June Smith, treasurer of Hertfordshire county federation, admits she was initially worried that the group would be solely for Asians, since under WI rules the organisation must be open to all women. But she was soon convinced that their request should be followed up. "There's no reason why this group couldn't be a sister institute to the existing Letchworth WI," she says. "It's an exciting prospect; we can all learn from each other." Recently she expressed her views at a regional meeting where there were representatives from several county federations, but, she says, "I was quite a lone voice." The Letchworth Asian women gave up before she had time to convince her fellow officers.

Isn't the WI interested in attracting ethnic minority members? The national chairwoman, Elizabeth Southey, was "unavailable for comment" over several weeks when I was researching an article on this subject for the WI's own magazine, Home and Country, and had "failed to replace the handset" for three hours at the time when I had arranged through her own press officer to speak to her for the Independent.

"There is no discrimination in the Wl," insists the general secretary, Rhiannon Bevan, "because the organisation is open to all women. It offers friendship and tolerance, and in many ways it's been quite radical. We did have an ethnic woman on one of our promotion leaflets about four or five years ago, but when we have tried to get ethnic women to join there has often been a problem with their culture and traditions. ... Their husbands wouldn't let them out."

Various versions of "their husbands won't let them out" were offered as an explanation for the low representation of ethnic minorities by WI members in Wiltshire, Middlesex, Gloucestershire, Suffolk and even Cambridgeshire - and this, from an organisation which was established in 1915 precisely to reach rural women isolated in their homes. Buchan Street Mahila Mandal, with its many active and enthusiastic Asian members, would seem to show that 'traditional cultures' are not a hindrance.

Rather than make specific changes such as introducing English as a second language into its education programme, or simply approaching isolated rural ethnic minority women, the WI nationally prefers to stick to its policy of being nonsectarian.

Rosemary Davies of Gloucestershire WI wrote in response to my request to contact ethnic minority WI members: "The committee fully agrees with the idea of featuring any woman who has achieved success in her chosen field or has an interesting story to tell. We feel very strongly, however, that black and ethnic minority women should not be singled out for any other reason. We would be very reluctant, therefore, to ask or to approach any of our ethnic minority members to take part in any such feature."

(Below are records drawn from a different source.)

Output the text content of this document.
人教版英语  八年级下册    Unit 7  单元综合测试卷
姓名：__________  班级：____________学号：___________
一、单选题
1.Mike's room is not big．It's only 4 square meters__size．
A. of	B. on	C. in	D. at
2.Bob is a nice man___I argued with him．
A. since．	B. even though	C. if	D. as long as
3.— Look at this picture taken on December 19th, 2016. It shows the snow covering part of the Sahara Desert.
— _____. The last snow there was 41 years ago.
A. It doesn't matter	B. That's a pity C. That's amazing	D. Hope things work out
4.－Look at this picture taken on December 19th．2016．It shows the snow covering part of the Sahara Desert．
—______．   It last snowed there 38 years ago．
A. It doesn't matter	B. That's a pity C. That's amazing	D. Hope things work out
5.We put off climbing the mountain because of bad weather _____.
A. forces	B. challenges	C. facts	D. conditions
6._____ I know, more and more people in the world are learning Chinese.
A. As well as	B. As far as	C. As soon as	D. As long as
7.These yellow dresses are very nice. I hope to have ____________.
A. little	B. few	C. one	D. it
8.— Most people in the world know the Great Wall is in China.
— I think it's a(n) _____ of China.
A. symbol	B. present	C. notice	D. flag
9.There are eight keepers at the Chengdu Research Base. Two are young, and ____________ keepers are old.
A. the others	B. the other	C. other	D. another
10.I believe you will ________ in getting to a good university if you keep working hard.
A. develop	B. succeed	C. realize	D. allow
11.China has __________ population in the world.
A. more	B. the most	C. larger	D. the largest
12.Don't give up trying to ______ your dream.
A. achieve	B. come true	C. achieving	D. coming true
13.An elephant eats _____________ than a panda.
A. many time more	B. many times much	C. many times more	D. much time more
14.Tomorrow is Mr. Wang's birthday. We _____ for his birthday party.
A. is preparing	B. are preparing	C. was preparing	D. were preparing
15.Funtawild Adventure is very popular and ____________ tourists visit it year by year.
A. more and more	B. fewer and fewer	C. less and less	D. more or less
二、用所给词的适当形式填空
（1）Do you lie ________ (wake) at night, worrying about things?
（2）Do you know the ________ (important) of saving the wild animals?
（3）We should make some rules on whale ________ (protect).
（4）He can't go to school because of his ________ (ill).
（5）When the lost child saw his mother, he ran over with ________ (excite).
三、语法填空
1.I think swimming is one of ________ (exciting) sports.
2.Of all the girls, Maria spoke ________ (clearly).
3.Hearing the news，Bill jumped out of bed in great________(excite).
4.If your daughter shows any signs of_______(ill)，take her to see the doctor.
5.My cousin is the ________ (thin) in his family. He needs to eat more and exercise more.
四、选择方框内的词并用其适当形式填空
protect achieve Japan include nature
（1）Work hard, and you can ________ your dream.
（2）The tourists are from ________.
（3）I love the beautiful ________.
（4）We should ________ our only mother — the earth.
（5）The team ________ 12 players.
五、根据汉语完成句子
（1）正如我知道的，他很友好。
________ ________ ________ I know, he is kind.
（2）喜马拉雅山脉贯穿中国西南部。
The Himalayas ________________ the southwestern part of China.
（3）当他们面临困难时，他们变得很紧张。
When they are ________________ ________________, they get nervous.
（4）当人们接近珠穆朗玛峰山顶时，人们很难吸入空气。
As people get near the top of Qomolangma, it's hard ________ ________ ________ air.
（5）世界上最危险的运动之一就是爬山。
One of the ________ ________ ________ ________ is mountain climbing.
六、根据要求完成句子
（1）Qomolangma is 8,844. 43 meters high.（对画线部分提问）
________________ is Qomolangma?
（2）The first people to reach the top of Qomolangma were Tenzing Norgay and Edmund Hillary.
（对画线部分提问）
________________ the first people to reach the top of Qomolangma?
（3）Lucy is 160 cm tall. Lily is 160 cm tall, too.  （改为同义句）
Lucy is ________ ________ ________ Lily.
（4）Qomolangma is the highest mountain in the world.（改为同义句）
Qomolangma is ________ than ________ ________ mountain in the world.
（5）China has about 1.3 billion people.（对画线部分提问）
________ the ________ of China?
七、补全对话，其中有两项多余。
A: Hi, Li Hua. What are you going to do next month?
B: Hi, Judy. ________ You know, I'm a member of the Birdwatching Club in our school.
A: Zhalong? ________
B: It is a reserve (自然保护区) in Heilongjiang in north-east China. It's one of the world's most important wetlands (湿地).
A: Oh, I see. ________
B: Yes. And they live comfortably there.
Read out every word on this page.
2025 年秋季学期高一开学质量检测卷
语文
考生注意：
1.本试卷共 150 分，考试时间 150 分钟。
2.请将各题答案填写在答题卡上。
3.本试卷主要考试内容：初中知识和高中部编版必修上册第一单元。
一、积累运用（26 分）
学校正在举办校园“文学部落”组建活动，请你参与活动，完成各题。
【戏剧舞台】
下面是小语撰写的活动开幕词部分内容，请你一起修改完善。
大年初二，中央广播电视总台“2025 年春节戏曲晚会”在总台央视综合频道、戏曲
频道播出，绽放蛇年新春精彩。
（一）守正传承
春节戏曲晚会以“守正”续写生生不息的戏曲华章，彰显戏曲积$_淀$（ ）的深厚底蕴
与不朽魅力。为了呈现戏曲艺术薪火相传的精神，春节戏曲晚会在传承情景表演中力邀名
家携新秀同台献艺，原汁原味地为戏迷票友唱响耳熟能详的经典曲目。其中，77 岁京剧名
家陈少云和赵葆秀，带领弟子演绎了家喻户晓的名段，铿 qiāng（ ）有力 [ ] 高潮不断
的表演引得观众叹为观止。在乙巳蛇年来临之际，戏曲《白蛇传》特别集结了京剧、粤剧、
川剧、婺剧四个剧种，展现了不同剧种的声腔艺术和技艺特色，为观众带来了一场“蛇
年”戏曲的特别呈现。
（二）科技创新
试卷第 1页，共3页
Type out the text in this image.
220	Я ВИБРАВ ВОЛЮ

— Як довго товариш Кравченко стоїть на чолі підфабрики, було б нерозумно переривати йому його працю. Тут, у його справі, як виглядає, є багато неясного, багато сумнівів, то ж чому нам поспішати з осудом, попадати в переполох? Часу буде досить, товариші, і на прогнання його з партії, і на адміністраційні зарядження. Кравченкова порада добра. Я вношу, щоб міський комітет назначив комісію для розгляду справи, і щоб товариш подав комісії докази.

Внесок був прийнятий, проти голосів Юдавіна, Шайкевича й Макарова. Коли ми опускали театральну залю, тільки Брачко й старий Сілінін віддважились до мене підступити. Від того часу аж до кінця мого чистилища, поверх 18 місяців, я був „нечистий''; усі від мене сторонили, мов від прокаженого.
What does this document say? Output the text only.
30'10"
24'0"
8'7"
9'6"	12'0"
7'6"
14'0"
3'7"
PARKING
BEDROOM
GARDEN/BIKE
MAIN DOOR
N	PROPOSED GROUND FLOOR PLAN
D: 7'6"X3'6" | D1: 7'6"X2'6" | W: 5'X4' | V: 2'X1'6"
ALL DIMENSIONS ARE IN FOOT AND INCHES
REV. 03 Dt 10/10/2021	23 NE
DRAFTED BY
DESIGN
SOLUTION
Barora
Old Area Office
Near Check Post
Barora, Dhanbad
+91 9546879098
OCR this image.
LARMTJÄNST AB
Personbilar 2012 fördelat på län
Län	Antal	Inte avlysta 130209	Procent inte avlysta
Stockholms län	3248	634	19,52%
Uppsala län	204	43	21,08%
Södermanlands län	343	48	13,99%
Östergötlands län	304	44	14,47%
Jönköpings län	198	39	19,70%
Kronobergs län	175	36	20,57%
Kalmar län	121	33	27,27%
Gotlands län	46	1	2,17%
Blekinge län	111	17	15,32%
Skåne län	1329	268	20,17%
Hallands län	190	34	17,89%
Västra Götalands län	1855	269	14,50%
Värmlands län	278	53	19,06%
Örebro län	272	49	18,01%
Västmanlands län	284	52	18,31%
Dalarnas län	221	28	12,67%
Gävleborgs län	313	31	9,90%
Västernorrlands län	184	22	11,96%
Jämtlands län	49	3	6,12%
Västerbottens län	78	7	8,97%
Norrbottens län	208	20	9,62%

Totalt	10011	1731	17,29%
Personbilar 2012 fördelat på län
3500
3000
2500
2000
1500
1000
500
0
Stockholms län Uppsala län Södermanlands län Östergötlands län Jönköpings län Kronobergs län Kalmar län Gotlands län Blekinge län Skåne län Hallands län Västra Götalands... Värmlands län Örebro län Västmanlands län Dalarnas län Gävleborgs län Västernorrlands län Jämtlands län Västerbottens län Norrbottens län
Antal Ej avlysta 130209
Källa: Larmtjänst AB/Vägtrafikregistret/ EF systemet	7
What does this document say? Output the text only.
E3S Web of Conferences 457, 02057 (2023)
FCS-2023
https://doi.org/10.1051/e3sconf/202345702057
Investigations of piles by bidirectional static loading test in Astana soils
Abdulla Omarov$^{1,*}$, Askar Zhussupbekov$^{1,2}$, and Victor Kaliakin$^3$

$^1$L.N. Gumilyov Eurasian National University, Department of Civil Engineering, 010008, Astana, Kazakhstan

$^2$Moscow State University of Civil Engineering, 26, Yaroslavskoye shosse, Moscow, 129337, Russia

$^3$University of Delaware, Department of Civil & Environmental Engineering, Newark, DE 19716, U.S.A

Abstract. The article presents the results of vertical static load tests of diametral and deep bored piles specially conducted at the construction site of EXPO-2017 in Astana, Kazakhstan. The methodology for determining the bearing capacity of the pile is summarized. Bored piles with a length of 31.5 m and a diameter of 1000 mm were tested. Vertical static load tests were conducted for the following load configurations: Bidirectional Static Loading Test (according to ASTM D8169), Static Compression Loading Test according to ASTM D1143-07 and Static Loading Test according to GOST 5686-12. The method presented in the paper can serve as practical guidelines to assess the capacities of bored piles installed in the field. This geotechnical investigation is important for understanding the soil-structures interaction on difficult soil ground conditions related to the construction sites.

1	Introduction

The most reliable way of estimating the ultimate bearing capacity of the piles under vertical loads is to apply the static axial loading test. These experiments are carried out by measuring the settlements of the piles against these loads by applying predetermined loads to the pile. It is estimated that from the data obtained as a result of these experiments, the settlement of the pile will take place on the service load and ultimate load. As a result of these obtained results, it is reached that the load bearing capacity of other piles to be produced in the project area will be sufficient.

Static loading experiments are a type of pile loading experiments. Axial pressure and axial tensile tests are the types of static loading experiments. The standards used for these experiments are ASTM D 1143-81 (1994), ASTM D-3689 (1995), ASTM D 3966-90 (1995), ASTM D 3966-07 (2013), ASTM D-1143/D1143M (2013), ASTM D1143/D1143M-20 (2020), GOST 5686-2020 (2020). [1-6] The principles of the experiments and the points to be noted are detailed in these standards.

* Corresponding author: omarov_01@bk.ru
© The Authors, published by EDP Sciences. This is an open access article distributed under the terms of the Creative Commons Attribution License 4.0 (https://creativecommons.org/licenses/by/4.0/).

With pounds 21,000 of last year's pounds 95,734 deficit attributed to "a greater than expected decline in paying members", the WI is facing a crisis. The organisation's promotional fortnight, starting next Monday consists mainly of roadshows, craft demonstrations, concerts and car stickers. But concerts and car stickers are unlikely to reverse the decline of an organisation that seems to disregard a growing sector of rural women who need support and have much to offer.

Any will to change WI policy seems to be limited largely to grassroots members. Struck by the sea of white faces filling the NEC in Birmingham at last year's national general meeting, Cynthia Howell, a WI member from Nottinghamshire, wrote a letter to Home and Country: "When I travel around the rural Midlands, it is evident that there are a great many black and Asian women bringing up families and trying to improve their quality of life. I hope we make it sufficiently clear to these potential WI members that they would be welcome and that their contribution would be valued."

Muriel Rutherford, a member from Buckinghamshire and headteacher of a school where all the pupils are Asian, believes the problems of attracting Asian women can be overcome with a little effort. "Many are committed to long hours of piecework at home and speak little English. Our best chance of success would be to start in a more bilingual, middle-class area and then the idea would spread." She adds: "We have so much to share, if people could only think of the richness we've gained from being a multicultural country."

The writer is a freelance journalist who contributes regularly to the WI's magazine, 'Home and Country'.